Personal information
- Full name: William Henry Rafferty
- Date of birth: 30 December 1950 (age 74)
- Place of birth: Glasgow, Scotland
- Position(s): Forward

Youth career
- –: Port Glasgow
- –: Coventry City

Senior career*
- Years: Team / Apps / (Gls)
- 1968–1972: Coventry City / 27 / (3)
- 1972–1974: Blackpool / 36 / (9)
- 1974–1976: Plymouth Argyle / 90 / (35)
- 1976–1978: Carlisle United / 72 / (27)
- 1978–1979: Wolverhampton Wanderers / 44 / (6)
- 1979–1980: Newcastle United / 39 / (6)
- 1980–1984: Portsmouth / 102 / (40)
- 1984–1985: AFC Bournemouth / 58 / (19)
- 1985–1988?: Farense / 79 / (53)
- –: Louletano / 12 / (14)

= Billy Rafferty =

Scottish footballer

William Henry Rafferty (born 30 December 1950) is a Scottish retired footballer who played as a forward. He appeared in the Football League for Coventry City, Blackpool, Plymouth Argyle, Carlisle United, Wolverhampton Wanderers, Newcastle United, Portsmouth and AFC Bournemouth, scoring 145 goals in 468 matches. He finished his career in Portugal with spells at Louletano and Farense.

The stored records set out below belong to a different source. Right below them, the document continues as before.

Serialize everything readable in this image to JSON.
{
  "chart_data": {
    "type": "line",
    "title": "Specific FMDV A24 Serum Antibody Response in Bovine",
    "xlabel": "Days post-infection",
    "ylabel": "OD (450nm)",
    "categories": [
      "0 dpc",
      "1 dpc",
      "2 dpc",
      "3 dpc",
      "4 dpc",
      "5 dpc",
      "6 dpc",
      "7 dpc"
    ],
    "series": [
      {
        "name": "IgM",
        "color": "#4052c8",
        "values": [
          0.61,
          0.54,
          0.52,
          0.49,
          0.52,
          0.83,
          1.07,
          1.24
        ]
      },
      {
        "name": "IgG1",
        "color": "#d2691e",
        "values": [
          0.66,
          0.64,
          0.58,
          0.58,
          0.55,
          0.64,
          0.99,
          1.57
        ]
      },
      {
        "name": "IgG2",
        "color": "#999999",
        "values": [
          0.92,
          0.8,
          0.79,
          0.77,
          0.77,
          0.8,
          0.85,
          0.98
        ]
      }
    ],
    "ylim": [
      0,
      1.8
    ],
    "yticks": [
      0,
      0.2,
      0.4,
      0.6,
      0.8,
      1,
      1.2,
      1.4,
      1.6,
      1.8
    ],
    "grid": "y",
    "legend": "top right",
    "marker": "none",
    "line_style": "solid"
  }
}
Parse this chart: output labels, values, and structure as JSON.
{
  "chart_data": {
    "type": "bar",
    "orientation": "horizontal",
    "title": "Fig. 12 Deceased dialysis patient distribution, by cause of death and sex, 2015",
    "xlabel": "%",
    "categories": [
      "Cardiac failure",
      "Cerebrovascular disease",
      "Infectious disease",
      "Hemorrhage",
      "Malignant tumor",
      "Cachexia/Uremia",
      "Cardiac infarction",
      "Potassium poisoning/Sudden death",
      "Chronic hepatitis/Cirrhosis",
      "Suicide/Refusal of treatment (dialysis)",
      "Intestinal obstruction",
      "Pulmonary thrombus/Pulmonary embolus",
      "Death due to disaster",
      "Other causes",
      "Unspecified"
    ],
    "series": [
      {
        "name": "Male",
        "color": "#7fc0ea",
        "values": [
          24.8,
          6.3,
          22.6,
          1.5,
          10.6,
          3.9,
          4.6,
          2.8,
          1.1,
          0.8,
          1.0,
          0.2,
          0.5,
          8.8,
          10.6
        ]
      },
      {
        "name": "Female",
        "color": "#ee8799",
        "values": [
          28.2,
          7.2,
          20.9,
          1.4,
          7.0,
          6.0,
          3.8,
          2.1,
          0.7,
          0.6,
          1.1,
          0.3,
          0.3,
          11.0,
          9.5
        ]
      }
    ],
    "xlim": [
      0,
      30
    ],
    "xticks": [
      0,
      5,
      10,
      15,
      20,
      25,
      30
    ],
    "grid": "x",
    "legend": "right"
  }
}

Rafferty began his league career with Coventry City after joining them from Port Glasgow but found opportunities few and far between. A move to Blackpool in 1972 saw him play and score more regularly before joining Plymouth Argyle a year later. With his striking partner, Paul Mariner, he became an important player in the Argyle side that won promotion to the Football League Second Division in 1975. Their partnership contributed 47 goals to the campaign, with Rafferty scoring 26.

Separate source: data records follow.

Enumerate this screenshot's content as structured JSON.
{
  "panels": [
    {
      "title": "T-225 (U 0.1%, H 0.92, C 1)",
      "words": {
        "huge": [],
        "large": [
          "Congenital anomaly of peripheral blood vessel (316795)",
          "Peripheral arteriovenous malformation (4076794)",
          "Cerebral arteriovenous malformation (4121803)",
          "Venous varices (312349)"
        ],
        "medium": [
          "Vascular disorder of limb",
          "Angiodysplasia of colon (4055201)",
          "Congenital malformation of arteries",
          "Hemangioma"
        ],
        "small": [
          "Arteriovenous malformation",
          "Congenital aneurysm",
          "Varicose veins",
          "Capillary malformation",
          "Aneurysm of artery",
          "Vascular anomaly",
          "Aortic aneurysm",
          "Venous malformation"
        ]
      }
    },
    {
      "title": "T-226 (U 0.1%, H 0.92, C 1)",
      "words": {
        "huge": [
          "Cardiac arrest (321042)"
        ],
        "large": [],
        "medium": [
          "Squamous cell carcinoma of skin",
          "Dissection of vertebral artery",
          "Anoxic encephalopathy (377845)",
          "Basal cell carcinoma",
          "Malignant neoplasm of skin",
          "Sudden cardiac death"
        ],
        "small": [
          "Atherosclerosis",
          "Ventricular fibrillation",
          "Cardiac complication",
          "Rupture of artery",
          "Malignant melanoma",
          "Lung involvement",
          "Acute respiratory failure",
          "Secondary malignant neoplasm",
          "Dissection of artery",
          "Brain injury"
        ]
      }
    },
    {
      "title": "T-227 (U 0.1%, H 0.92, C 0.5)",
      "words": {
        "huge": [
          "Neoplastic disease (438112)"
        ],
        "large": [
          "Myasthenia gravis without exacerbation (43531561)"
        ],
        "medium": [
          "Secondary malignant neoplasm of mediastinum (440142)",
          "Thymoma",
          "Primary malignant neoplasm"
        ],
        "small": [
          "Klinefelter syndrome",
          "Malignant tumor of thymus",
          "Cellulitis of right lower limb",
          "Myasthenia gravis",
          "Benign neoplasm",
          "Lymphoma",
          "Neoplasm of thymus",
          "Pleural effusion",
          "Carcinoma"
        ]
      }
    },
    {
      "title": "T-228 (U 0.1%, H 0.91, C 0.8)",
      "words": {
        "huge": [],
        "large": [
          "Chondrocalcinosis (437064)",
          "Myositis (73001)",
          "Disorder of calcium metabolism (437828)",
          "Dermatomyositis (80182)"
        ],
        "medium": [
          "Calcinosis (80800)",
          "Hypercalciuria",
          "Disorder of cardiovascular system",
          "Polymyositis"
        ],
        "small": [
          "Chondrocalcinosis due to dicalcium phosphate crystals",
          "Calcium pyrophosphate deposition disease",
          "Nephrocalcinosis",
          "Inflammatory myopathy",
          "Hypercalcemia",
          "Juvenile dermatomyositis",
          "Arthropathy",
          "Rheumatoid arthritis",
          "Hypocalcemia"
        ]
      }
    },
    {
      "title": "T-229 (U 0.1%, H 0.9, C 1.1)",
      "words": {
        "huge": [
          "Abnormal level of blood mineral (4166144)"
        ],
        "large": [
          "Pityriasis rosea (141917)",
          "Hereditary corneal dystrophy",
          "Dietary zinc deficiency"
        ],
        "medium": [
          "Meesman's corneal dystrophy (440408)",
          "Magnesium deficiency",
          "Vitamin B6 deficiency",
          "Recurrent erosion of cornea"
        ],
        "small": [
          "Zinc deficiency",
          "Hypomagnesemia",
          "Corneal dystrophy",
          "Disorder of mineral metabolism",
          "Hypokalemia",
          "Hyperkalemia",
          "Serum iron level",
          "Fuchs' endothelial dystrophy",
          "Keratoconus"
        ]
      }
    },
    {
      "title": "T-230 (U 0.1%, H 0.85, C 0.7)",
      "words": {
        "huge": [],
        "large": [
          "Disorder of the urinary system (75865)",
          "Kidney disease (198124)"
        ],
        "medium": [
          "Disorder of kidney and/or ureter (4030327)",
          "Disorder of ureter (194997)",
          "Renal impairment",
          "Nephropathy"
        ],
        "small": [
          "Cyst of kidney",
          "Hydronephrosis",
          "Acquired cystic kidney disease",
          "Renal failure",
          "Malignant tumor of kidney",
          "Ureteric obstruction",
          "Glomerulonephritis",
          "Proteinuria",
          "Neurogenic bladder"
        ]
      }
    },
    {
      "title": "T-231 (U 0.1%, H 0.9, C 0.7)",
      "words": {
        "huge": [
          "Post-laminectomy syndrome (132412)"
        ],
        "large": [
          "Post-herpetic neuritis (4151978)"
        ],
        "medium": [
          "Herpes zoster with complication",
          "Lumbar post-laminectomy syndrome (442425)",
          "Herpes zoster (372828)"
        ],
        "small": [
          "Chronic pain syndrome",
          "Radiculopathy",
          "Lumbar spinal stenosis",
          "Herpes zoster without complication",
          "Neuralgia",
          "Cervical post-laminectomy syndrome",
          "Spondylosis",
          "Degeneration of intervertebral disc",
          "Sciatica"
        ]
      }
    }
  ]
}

He then joined Carlisle United where he continued to score regularly. He moved on to Wolverhampton Wanderers and Newcastle United. After Newcastle he joined Portsmouth in 1980. At Portsmouth, Rafferty once again became a key striker, winning the Third Division championship in 1983 before joining AFC Bournemouth, which would be his last league club in England.